# will mk3 passat seats fit in a 1994 golf 4 door??????



## bigdaddyvwmk3 (Apr 23, 2010)

i am very interested in buying a front set of MK3 passat seats. i just want to be SURE that they will be able to fit into my car which is a 1994 golf 4 door....it looks promising because the seat belts are the same as myne....the one shoulder belt and the seperate lap belt.....if anyone could please get back to me on this subject it would be very helpfull....thanks alot http://****************.com/smile/emthup.gif








anyone????


_Modified by bigdaddyvwmk3 at 8:25 AM 5-4-2010_


----------



## bigdaddyvwmk3 (Apr 23, 2010)

*Re: will mk3 passat seats fit in a 1994 golf 4 door?????? (bigdaddyvwmk3)*

needa get some opinions.....


----------



## bigdaddyvwmk3 (Apr 23, 2010)

just leting ppl no the fronts go in without a porblem


----------



## ADeHelian (Oct 1, 2009)

what years are mk3 passats.

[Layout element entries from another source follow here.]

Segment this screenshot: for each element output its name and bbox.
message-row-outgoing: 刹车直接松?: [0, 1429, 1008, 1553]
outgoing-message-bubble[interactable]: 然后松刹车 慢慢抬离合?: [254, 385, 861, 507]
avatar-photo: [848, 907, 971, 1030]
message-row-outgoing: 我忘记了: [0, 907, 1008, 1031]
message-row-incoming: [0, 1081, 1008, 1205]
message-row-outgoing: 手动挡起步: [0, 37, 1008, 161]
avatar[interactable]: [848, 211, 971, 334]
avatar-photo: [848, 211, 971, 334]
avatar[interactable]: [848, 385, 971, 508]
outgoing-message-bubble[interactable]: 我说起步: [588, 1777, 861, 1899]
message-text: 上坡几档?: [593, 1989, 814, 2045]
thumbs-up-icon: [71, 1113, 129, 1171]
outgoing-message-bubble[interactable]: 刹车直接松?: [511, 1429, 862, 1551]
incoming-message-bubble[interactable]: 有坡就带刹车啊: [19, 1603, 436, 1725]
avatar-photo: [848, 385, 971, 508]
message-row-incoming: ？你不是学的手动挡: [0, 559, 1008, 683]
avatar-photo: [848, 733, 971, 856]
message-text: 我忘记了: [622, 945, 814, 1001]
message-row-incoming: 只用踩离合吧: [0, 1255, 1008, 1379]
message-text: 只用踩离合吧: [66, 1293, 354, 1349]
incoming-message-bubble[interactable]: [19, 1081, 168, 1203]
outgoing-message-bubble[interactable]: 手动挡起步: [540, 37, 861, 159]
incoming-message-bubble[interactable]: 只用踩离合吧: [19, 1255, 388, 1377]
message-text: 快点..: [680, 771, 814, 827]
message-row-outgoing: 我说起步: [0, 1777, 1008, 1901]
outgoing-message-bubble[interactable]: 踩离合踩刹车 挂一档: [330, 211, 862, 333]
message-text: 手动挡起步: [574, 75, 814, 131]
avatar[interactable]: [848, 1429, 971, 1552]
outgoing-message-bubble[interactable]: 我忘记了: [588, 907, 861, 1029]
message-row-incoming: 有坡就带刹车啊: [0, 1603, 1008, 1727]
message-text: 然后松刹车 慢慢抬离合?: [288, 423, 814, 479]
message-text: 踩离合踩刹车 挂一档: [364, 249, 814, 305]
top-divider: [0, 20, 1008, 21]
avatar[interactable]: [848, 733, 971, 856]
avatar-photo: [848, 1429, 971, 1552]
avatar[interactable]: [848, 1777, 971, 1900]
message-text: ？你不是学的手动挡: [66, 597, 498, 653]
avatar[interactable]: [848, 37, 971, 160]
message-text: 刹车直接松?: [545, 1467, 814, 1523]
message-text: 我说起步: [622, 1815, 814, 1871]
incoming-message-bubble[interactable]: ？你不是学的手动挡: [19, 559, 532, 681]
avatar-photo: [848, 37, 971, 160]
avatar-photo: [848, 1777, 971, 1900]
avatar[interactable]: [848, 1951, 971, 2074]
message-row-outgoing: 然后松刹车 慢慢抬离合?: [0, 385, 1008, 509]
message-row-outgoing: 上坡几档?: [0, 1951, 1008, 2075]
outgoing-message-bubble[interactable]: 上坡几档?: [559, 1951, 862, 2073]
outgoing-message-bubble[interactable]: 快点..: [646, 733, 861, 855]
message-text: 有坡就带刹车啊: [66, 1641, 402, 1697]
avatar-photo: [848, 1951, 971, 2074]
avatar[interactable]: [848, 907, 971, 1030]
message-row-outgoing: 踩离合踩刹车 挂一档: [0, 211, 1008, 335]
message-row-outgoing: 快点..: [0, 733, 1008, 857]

Were they the B5s or B4s i was also having the same problem.


----------



## pepper2829 (Nov 12, 2010)

I parted out a '95 Passat GLX and sold the seats to a Golf owner. 
Fronts slide right in.
Rears need work to go in.


----------



## VW_Jake (Apr 24, 2011)

*MKIII Project Car*

New project guys and gals.. MKIII GLX VR6, gotta love all those acronyms together.
Need some exhaust work, and definitely some styling.. cleaning and tinting


----------